# How do you solve and write the following in interval notation:  -4<=( -2x+5)/3<=3?

Aug 1, 2016

$x \in \left[- 2 , \frac{17}{2}\right]$

#### Explanation:

Your goal here is to isolate $x$ in the middle of this compound inequality.

Start by multiplying all sides by $3$

$- 4 \cdot 3 \le \frac{- 2 x + 5}{\textcolor{red}{\cancel{\textcolor{b l a c k}{3}}}} \cdot \textcolor{red}{\cancel{\textcolor{b l a c k}{3}}} \le 3 \cdot 3$

$\textcolor{w h i t e}{a} - 12 \le \textcolor{w h i t e}{a} - 2 x + 5 \textcolor{w h i t e}{a a} \le 9$

Next, subtract $5$ from all sides

$- 12 - 5 \le - 2 x + \textcolor{red}{\cancel{\textcolor{b l a c k}{5}}} - \textcolor{red}{\cancel{\textcolor{b l a c k}{5}}} \le 9 - 5$

$\textcolor{w h i t e}{a a a} - 17 \le \textcolor{w h i t e}{a a a} - 2 x \textcolor{w h i t e}{a a a a} \le 4$

Finally, divide all sides by $- 2$. Do not forget that when you're multiplying or dividing an inequality by a negative number, the sign of the inequality is flipped!

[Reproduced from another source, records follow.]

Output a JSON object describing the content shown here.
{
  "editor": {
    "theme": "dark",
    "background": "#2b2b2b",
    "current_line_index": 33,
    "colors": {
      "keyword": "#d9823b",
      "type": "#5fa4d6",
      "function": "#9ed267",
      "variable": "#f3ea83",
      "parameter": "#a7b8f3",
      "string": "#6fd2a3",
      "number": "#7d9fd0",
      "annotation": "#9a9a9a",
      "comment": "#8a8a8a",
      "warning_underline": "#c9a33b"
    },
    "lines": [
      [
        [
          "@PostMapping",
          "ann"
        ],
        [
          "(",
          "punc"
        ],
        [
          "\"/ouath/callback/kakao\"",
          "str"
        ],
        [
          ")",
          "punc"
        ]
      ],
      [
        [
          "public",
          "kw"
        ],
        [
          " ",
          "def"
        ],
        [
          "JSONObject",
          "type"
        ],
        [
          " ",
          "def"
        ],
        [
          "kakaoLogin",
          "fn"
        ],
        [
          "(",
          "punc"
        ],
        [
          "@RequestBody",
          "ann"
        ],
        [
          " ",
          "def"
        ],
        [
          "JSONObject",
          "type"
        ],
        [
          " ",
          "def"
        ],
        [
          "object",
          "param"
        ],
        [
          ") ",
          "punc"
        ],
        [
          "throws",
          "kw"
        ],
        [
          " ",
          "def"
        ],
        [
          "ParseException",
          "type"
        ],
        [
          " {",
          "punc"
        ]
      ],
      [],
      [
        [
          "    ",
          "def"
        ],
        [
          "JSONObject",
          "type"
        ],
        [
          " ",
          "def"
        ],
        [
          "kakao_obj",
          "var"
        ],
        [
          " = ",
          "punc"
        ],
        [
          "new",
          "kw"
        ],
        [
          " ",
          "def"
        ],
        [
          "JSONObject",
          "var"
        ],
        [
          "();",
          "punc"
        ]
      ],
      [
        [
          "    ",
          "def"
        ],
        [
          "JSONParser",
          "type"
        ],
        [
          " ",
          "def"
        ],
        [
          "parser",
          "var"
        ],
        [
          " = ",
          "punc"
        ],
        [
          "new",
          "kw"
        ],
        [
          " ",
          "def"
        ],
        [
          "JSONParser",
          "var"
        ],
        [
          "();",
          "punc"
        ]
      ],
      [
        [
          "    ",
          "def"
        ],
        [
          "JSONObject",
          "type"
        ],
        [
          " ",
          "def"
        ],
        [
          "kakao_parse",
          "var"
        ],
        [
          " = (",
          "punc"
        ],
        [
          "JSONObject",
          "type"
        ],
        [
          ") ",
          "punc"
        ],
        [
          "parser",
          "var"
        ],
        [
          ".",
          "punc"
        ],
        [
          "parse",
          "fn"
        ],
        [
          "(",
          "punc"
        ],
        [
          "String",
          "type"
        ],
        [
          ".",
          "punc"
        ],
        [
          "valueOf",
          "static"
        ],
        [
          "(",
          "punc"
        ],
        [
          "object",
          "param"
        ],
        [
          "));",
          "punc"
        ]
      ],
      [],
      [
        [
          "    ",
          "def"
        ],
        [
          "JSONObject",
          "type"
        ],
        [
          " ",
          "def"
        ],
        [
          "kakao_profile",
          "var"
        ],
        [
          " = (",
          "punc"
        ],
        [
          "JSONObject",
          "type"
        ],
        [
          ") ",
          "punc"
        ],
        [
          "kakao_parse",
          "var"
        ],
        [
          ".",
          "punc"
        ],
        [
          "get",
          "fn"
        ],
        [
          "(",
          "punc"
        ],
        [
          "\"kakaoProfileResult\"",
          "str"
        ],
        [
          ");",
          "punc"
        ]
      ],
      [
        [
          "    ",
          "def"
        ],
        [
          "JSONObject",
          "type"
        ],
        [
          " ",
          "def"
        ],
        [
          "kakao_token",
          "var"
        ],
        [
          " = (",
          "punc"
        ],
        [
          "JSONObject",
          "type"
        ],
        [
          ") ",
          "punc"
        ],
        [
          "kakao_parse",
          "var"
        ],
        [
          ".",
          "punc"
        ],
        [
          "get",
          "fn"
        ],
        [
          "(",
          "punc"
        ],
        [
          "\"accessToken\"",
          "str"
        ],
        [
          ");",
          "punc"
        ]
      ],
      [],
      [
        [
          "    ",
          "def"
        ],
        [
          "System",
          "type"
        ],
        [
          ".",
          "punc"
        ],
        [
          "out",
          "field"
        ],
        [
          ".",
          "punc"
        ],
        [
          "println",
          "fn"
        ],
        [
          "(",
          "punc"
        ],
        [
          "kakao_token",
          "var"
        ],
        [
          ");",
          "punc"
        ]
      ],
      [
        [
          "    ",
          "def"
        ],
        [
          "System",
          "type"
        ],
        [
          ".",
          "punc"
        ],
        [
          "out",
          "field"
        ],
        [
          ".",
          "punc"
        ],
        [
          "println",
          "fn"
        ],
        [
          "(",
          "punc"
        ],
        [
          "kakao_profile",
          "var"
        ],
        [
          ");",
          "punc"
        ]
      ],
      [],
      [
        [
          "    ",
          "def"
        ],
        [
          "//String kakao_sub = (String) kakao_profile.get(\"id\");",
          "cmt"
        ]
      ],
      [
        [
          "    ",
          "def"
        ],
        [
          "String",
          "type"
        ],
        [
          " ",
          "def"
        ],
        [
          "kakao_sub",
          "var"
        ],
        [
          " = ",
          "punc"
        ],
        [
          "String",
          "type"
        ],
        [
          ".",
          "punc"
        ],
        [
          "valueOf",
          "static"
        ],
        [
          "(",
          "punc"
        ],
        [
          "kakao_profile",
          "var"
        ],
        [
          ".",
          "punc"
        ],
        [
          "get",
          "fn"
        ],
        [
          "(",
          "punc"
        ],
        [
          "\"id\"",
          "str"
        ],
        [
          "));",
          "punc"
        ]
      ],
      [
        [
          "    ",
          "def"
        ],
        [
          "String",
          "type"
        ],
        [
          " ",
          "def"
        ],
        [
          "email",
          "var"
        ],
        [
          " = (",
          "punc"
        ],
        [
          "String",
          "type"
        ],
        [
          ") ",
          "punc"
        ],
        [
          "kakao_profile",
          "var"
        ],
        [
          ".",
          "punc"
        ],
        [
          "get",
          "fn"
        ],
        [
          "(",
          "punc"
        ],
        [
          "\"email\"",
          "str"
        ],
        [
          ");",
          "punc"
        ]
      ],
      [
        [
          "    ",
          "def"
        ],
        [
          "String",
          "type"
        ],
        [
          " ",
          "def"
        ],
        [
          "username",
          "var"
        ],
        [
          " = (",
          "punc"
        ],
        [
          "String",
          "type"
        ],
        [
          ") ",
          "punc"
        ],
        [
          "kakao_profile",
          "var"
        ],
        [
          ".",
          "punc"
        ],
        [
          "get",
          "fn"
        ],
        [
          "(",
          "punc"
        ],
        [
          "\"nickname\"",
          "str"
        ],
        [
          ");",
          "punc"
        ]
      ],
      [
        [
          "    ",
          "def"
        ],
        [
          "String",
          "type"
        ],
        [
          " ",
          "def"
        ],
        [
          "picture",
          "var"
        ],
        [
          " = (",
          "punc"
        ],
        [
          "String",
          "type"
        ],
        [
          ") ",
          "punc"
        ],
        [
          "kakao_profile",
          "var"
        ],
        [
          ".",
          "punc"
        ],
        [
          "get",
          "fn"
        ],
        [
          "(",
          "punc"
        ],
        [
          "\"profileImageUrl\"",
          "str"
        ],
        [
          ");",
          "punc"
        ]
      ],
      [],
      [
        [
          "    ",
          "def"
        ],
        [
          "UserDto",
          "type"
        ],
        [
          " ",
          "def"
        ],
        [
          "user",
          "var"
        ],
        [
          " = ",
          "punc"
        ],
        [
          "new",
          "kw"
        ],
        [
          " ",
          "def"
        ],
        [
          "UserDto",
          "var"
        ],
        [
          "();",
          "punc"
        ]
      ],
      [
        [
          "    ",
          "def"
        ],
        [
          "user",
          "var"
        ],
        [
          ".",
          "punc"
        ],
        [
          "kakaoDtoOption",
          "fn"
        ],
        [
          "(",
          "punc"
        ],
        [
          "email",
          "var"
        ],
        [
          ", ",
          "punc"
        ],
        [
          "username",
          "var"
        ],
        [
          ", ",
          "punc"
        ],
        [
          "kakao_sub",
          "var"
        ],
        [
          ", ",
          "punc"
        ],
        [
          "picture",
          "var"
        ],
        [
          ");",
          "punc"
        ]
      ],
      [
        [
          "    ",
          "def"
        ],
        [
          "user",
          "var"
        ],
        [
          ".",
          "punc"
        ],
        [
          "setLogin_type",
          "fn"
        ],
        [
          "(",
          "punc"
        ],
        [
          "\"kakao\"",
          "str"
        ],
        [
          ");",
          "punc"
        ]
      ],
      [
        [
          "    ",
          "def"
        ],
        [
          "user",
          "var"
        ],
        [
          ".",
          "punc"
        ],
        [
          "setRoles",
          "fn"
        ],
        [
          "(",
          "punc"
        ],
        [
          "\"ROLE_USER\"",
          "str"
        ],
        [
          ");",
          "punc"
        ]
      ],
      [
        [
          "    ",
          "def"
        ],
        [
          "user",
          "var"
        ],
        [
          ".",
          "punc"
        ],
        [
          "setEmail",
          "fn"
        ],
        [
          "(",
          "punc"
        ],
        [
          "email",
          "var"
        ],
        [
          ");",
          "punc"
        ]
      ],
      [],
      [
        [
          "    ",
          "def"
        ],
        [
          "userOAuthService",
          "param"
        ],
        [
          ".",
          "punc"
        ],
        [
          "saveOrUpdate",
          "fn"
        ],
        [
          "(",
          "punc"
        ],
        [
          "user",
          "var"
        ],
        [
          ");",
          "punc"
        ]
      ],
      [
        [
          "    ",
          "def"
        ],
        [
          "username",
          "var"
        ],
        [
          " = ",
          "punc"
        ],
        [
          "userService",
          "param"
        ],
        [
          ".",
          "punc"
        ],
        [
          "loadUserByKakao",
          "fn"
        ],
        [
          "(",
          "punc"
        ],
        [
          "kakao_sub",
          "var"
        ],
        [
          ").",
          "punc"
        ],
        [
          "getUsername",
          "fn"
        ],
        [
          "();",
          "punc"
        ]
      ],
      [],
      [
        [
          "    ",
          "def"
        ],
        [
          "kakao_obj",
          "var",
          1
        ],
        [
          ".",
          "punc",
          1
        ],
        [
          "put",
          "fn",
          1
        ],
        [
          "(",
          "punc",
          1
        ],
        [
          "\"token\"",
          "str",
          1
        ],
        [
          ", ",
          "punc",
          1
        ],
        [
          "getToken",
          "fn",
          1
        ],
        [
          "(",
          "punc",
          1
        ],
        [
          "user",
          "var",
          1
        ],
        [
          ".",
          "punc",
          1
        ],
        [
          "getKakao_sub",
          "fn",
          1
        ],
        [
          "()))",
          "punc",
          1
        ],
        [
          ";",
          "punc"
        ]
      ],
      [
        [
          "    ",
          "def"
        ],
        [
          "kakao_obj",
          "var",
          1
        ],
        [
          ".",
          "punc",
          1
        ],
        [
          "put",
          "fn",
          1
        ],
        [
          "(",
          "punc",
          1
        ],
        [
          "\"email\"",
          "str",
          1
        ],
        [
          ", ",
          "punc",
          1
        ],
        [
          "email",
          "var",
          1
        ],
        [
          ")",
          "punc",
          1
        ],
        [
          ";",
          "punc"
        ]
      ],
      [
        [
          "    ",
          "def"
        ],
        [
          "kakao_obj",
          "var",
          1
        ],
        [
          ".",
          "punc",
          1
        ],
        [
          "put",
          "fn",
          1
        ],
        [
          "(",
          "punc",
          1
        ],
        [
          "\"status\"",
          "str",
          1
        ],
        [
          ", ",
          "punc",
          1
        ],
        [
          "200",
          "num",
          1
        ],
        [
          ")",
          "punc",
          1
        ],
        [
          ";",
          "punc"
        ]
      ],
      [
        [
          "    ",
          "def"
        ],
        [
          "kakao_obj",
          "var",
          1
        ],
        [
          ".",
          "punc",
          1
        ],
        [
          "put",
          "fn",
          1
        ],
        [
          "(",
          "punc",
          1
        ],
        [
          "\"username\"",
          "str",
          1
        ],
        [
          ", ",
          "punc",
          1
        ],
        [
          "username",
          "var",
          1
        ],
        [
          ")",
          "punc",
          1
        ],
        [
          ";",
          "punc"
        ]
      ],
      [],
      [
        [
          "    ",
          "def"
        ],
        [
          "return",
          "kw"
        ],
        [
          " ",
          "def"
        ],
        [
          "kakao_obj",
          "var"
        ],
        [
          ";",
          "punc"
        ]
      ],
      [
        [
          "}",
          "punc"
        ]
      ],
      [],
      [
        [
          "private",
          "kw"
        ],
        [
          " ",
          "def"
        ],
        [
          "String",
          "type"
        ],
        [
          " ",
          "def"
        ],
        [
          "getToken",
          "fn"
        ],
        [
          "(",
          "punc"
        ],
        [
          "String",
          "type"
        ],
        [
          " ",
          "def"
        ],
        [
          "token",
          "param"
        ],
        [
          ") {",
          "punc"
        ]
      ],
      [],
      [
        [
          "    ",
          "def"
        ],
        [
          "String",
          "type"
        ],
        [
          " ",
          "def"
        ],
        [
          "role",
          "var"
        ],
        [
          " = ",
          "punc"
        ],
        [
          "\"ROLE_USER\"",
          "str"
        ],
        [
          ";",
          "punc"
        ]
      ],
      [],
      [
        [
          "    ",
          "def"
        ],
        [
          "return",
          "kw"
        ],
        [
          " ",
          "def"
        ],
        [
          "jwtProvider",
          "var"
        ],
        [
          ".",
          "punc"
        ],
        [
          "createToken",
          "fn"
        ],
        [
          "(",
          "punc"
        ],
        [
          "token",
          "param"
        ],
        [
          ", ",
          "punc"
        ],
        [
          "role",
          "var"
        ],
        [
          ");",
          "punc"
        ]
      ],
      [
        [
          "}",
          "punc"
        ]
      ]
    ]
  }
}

$\frac{- 17}{- 2} \textcolor{b l u e}{\ge} \textcolor{w h i t e}{a} x \textcolor{w h i t e}{a} \textcolor{b l u e}{\ge} \frac{4}{- 2} \to$ the signs are flipped !

will get you

$\textcolor{w h i t e}{-} \frac{17}{2} \ge \textcolor{w h i t e}{a} x \textcolor{w h i t e}{a} \ge - 2$

This tells you that in order to be a solution to this compound inequality, a value of $x$ must be greater than or equal to $- 2$ and smaller than or equal to $\frac{17}{2}$.

In interval notation, this is expressed like this

$\textcolor{g r e e n}{| \overline{\underline{\textcolor{w h i t e}{\frac{a}{a}} \textcolor{b l a c k}{x \in \left[- 2 , \frac{17}{2}\right]} \textcolor{w h i t e}{\frac{a}{a}} |}}}$

You can find this solution interval by breaking up the compound inequality into two simple inequalities

$x \le \frac{17}{2} \text{ }$ and $\text{ } x \ge - 2$

In interval notation, these solution intervals will get you

$x \in \left(- \infty , \frac{17}{2}\right] \cap \left[- 2 , + \infty\right) \implies x \in \left[- 2 , \frac{17}{2}\right]$